O filósofo e economista britânico Adam Smith é considerado o pai da economia moderna e o mais importante teórico do liberalismo econômico. Ele nasceu em 1723, na Escócia, há praticamente 300 anos atrás.

Ele defendia duas teses intrigantes: uma que dizia que a riqueza das nações resultava da atuação de indivíduos, movidos pelo seu próprio interesse ("self-interest"), que promoviam o crescimento econômico e a inovação tecnológica.

            À outra, postulava a ação independente da iniciativa privada, que deveria agir livremente, com pouca ou nenhuma interferência governamental. Em suma, ele afirmava no seu pensamento: "não é da benevolência do padeiro, do açougueiro ou do cervejeiro que eu espero que saia o meu jantar, mas sim do empenho deles em promover seu "auto-interesse".

Decorridos quase um mês da paralisação de 11 dias dos caminhoneiros, dois fatos ficaram patentes: primeiro: ela foi realizada para defesa do interesse próprio e único dos caminhoneiros. Por fim, contou com uma intensa (porém ineficaz) interferência governamental.

Muitos brasileiros, indignados com a situação atual do País, movidos pelo bom sentimento e desejo de mudanças profundas nos três poderes governamentais (e em todas as suas instâncias), embarcaram na "luta dos caminhoneiros". Desembarcaram logo, assim que se depararam com o desabastecimento, prejuízos, sensação de abandono e percepção da realidade crua e nua dos dois fatos citados acima.

No setor lácteo não foi diferente: ele prestou apoio inicial ao movimento e arcou com à sua maior cota de prejuízos, jogando fora milhões e milhões de litros de leite, alimento nobre, que virou "lixo" no campo, sem falar no desabastecimento das fazendas.

Vale ressaltar que, dentre todos os alimentos, o leite é o produto mais perecível que existe no campo, com validade de 1 dia na fazenda. Ele deve ser ordenhado das vacas (uma, duas ou três vezes/dia), refrigerado e escoado à indústria diariamente.

Os efeitos já são sentidos, no campo e na cidade. Segundo o Rabobank, a captação nacional de leite caiu 20% em Maio/2018, o que deve reduzir a oferta de leite em 6% no segundo trimestre deste ano. Além disso, o banco estima uma redução de 9% na produção, quando comparada ao mesmo período de 2017.

Com a forte queda na oferta, tem-se uma inevitável elevação nos preços do leite ao consumidor. Segundo o CEPEA - ESALQ/USP, o preço do leite UHT subiu 28,6% no atacado no estado de São Paulo, saltando de R$ 2,45/litro para R$ 3,15/litro, em apenas 15 dias úteis (de 25/05 a 15/06/2018).

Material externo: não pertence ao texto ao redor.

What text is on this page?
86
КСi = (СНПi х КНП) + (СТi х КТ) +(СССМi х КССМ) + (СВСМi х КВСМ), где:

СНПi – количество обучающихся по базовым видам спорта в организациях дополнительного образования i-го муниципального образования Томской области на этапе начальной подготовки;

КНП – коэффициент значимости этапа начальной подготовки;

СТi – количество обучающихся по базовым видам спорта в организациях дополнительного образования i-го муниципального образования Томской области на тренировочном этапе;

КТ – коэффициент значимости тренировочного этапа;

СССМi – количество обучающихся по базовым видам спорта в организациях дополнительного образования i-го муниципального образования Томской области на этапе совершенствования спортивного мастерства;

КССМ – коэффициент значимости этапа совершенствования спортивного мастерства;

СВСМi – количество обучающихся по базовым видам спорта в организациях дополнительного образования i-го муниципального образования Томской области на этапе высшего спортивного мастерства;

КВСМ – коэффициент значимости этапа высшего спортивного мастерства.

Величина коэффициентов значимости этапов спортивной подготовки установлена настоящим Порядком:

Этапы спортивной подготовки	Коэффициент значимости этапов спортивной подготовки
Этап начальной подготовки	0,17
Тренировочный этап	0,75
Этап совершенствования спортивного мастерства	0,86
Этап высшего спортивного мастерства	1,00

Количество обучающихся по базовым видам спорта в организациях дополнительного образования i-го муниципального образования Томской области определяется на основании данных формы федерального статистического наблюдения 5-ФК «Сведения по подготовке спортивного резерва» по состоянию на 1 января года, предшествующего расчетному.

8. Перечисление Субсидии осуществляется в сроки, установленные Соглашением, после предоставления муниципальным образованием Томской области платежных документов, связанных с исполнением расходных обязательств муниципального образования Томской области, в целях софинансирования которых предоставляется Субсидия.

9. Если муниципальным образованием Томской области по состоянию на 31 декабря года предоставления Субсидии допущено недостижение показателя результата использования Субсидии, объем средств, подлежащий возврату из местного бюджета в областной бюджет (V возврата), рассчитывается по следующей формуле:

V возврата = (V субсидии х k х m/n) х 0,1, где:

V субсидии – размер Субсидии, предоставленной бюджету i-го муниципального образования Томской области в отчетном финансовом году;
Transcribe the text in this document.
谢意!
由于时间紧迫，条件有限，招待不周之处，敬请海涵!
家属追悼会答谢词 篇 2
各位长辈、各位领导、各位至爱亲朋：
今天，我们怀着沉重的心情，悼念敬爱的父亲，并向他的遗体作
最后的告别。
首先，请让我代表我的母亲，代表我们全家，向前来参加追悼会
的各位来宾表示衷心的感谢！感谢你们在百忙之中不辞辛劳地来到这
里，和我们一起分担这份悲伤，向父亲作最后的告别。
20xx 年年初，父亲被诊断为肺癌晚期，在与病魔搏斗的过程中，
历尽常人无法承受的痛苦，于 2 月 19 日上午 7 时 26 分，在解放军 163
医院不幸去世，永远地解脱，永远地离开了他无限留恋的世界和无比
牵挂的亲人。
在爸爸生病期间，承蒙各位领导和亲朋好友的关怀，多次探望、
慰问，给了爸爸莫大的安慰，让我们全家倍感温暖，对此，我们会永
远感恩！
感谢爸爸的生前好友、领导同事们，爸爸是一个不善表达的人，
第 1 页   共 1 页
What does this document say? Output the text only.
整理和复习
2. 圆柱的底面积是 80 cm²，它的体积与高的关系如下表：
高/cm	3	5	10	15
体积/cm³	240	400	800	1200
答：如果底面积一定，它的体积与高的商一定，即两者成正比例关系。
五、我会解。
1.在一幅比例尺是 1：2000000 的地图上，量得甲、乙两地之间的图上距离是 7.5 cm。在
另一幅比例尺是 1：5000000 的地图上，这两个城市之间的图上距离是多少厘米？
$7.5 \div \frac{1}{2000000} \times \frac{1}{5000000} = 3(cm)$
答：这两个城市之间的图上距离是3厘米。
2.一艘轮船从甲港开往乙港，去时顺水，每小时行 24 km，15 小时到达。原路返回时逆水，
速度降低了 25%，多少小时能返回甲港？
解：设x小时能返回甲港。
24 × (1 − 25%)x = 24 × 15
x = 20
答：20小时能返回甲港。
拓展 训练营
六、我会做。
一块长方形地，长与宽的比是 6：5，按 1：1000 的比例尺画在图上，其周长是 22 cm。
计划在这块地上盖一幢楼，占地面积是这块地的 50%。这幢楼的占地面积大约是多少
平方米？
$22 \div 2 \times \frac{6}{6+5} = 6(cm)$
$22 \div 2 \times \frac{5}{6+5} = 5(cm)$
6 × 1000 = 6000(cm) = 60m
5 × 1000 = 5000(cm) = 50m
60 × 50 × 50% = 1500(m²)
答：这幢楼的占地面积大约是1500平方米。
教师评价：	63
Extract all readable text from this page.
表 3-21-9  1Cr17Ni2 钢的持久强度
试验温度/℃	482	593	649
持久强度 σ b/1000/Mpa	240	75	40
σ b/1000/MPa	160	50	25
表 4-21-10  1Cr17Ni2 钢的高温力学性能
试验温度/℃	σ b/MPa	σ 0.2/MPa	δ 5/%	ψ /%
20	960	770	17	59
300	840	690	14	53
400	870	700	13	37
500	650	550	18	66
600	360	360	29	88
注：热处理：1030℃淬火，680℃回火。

Além disso, os preços de leite ao produtor, em Maio/2018, ficaram abaixo do ano passado e de 2014, de acordo com o próprio CEPEA, demonstrando que a produção enfrenta uma situação muito desfavorável na sua relação de troca, especialmente com a elevação do preço dos concentrados, dentre outros componentes de custos.

Por fim, pouco ou nenhum efeito prático ocorreu na redução do valor do frete, que é um importante componente de custo de todo o setor lácteo: produção, industrialização, distribuição, atacado e varejo, o que poderia ter ajudado na redução do custo de produção e do preço no mercado.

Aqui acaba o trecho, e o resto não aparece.